Fakih Ahmet dedi ki:
“Onların biri aşıktır diğeri ise hayrândır.
Onun için akıl meclislerine katılmadılar.”
“Andan
dahi veda idüp azm-i Seyyid Mahmud-i Hayrân idüp gitti. Ahir katına geldi.

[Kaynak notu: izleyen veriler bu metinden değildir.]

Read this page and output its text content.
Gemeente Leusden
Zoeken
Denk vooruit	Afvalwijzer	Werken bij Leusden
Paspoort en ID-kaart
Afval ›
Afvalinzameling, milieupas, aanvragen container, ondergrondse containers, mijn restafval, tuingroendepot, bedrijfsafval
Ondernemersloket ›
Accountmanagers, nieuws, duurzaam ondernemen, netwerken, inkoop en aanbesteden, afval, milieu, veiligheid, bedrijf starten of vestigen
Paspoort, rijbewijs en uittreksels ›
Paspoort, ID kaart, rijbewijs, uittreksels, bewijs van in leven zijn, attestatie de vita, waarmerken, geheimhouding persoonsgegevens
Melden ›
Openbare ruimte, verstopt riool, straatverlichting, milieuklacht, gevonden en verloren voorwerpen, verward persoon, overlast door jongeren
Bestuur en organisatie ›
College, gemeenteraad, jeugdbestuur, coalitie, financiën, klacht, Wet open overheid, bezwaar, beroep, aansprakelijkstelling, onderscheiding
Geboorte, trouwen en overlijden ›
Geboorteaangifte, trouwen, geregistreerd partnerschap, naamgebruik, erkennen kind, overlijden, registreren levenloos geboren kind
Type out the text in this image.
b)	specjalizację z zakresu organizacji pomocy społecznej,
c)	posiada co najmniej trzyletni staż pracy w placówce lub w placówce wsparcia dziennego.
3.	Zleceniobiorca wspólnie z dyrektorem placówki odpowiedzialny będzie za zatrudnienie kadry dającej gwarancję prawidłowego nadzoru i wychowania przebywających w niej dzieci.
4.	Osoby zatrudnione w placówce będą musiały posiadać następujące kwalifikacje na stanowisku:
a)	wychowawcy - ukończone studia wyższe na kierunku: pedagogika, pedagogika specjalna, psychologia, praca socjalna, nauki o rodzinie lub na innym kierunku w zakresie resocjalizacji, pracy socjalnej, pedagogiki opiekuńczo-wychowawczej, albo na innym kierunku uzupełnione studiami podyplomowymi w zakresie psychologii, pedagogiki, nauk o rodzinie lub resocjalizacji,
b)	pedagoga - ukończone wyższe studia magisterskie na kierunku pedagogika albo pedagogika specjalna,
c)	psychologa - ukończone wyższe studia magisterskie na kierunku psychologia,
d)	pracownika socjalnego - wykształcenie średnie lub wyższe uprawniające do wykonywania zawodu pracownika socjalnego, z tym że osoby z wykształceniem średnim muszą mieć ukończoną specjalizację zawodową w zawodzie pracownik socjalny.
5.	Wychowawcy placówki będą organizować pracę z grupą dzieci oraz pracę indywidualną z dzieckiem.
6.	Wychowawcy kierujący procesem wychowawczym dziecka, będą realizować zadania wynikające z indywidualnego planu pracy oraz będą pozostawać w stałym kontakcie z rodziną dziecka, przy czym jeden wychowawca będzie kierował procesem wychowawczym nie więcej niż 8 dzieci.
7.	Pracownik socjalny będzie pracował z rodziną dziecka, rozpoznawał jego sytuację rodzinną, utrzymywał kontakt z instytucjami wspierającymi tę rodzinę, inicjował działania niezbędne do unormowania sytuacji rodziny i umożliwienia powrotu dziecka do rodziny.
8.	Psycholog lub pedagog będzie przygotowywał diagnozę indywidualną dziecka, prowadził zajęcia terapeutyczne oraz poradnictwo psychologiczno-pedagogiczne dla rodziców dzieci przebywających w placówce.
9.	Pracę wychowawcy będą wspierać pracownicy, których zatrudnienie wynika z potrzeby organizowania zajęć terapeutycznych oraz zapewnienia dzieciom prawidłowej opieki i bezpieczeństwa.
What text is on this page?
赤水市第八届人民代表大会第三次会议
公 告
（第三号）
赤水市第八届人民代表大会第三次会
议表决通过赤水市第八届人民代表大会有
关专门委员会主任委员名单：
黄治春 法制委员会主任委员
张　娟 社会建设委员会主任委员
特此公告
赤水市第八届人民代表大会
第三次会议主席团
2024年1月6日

Mahmud, Şerifi görücek aklı başına gelüp
Şerif birle musahabet ittiler. Andan Şerif Mahmud’dan dest-i tövbe idüp
kısvet-i çâr-terk çâr-yâr adına giydi. Mahmud giru Şerif’e eyitti: “ var yüri gazada ol, sana
feth andadur.” didi. Dahi şerif anda ol Akşehr’ün gölüne dua itti balıkları
çoğaldı. Ve ağzı yarın içine bıraktı. Tatlı oldi suyı şor iken.” (1988:46)
Günümüz
Türkçesi ile: “ Seyyid Mahmut Hayran’ı görmeyi amaç edinen
Sarı Saltuk, Konya’da Mevlana’ya veda
ederek ayrıldı. Daha sonra Seyyid Mahmut Hayran’ın yanına geldi. Mahmud, Sarı
Saltuk’u görünce aklı başına geldi. Sohbet ettiler. O anda Sarı Saltuk,
Mahmut’tan tövbe ile temizlendikten sonra Allah’ı terk etme giysisini çıkarıp Allah’ı sevgili tutma giysisini giydi. Daha
sonra Mahmud, Sarı Saltuk’a dedi ki:
“-Yürü git, din için savaş, sana fetih
görünmektedir” o anda Sarı Saltuk, Akşehir gölüne gitti. Dua etti, balıklar
çoğaldı. Tükürüğünü uçurumdan aşağı bıraktı, gölün suyu acı iken tatlı oldu.”
“Akyanos
şehrine gitti. Varup Seyyid Mahmud-i
Hayran’un kabrin ziyaret eyledi. Raviler şöyle rivayet iderler kim Seyyid
Mahmud ile Şerif kabri içinden söyleştiler, çok kimesne işittiler.”(1988:181)
Günümüz
Türkçesiyle:
“Konya’dan ayrılan Sarı Saltuk, Akşehir şehrine gitti. Vardı, Seyyid Mahmud
Hayran’ın kabrini ziyaret etti. Rivayet edenler derler ki Seyyid Mahmud ile
Sarı Saltuk mezarın içinden konuştular, bunu da pek çok kimse duymuştu.”